We used a lot of channel in Texas and I haven't seen it anywhere here in Nebraska in eighteen years. All drywall gets gued here though.


----------



## havalife (Mar 23, 2011)

So how long do you hold the drywall so the glue dries? You have got to be kidding right?
Get the joists to no more then 1/4" (I always use at least an 8' level)Doing a lid you put a couple nails in the sheet to hold it up complete the lid and come back and screw it. That size room would take about 2 hours max screwed and ready for inspection.


----------



## Bud Cline (Mar 12, 2006)

> So how long do you hold the drywall so the glue dries? You have got to be kidding right?
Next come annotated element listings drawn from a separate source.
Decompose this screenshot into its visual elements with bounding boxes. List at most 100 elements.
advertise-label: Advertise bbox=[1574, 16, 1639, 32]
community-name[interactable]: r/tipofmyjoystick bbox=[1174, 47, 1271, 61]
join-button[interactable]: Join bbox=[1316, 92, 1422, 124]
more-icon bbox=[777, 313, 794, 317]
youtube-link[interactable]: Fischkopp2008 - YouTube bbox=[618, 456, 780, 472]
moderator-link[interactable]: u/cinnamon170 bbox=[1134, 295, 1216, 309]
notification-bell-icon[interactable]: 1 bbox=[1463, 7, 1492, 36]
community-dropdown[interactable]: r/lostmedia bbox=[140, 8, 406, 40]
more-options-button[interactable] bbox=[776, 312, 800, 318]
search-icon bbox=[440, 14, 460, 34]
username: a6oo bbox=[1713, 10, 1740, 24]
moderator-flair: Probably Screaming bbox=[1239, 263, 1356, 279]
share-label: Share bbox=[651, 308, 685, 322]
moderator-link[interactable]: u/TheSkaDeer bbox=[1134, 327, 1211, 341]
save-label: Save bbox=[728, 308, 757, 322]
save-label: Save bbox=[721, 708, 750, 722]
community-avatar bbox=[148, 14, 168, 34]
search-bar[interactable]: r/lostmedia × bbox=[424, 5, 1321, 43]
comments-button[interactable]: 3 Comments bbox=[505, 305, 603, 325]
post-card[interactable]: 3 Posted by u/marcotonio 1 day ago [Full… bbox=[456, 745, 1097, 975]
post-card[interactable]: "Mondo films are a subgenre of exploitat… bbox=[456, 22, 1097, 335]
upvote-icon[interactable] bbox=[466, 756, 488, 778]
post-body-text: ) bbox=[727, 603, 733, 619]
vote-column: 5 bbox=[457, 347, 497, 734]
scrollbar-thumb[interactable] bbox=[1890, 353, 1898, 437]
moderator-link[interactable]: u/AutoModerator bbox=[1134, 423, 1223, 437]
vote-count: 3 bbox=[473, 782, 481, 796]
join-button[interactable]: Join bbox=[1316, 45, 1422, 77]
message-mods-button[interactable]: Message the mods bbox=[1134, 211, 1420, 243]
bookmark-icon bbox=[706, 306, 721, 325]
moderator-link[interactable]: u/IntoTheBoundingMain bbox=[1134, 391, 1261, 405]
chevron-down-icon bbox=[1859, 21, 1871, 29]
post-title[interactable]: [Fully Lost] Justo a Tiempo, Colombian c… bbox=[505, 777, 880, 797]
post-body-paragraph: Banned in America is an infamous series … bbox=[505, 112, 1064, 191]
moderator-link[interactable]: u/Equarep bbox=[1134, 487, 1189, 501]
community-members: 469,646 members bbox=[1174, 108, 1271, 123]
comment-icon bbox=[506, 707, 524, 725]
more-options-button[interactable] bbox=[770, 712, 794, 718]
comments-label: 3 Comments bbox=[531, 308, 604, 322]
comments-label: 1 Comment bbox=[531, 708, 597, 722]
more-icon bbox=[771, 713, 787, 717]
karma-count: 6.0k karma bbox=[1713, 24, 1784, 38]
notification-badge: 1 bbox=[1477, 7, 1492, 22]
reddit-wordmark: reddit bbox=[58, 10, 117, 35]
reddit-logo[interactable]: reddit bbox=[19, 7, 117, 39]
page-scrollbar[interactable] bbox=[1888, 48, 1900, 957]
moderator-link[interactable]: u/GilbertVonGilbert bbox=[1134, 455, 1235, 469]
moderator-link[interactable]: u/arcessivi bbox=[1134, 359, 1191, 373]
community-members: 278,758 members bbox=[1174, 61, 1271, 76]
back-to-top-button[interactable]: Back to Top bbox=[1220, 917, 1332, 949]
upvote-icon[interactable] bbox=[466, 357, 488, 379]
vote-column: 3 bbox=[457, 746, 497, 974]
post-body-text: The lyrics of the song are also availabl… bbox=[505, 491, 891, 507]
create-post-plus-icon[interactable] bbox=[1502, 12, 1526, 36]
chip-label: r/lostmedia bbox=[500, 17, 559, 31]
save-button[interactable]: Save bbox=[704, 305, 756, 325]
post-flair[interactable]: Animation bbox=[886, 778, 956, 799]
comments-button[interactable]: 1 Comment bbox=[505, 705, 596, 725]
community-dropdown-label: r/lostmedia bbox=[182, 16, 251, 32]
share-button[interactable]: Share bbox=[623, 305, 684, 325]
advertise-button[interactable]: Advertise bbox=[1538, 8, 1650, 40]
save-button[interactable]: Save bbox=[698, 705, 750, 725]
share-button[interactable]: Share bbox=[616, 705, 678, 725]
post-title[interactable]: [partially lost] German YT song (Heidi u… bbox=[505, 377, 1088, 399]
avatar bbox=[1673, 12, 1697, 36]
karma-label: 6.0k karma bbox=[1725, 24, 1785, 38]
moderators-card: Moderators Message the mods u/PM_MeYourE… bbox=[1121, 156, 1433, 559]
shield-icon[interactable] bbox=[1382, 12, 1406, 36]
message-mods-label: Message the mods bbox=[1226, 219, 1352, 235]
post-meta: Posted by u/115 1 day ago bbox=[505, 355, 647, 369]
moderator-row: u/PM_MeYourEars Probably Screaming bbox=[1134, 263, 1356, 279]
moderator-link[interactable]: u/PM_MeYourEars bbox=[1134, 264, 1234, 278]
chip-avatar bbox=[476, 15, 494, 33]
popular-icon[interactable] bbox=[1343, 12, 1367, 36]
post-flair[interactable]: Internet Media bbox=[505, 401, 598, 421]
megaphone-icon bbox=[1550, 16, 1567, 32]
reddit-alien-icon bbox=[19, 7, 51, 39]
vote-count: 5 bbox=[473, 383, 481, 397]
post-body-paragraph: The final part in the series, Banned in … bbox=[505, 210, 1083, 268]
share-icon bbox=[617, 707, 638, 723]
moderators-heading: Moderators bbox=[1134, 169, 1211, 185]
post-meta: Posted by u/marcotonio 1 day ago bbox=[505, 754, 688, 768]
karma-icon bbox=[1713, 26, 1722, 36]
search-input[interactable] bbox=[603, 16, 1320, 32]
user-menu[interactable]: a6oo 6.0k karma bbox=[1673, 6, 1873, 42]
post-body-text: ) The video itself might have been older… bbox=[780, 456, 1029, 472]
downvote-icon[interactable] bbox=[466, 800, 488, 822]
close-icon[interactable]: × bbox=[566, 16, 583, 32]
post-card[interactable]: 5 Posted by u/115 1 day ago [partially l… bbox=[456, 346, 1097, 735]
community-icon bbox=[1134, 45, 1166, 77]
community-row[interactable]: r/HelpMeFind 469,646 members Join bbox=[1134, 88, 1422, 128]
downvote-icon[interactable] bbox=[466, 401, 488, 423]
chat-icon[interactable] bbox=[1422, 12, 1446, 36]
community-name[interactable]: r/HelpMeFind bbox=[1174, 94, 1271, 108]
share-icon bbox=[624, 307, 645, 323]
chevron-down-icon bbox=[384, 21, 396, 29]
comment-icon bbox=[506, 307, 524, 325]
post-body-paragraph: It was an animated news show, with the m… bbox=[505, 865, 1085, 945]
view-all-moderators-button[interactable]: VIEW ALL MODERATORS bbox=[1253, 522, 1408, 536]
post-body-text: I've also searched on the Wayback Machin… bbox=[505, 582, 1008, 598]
The world is full of shallow thinkers and I'm thinking it is getting worser and worser as time goes on.* You* have got to be kidding right?
:laughing:


----------



## chrisBC (Dec 28, 2010)

Bud Cline said:


> The world is full of shallow thinkers and I'm thinking it is getting worser and worser as time goes on.* You* have got to be kidding right?
> :laughing:


 

:laughing: sounds like a job for the green guy: hold this sheet of 4x10 drywall on the ceiling for approximately two hours while the glue dries, I WILL be back, promise.


----------



## havalife (Mar 23, 2011)

I didn't bring up the glueing drywall to the joist look at post #14 I have never seen it done:wink:


----------



## chrisBC (Dec 28, 2010)

I've never done it either or seen it done where I work.

However I do know they do it in some areas, I think what the process is to lay a bead of glue on the joists/studs, then board and screw it off as normal. As far as I know anyways that's the difference.

Funny how things are different in different areas.


----------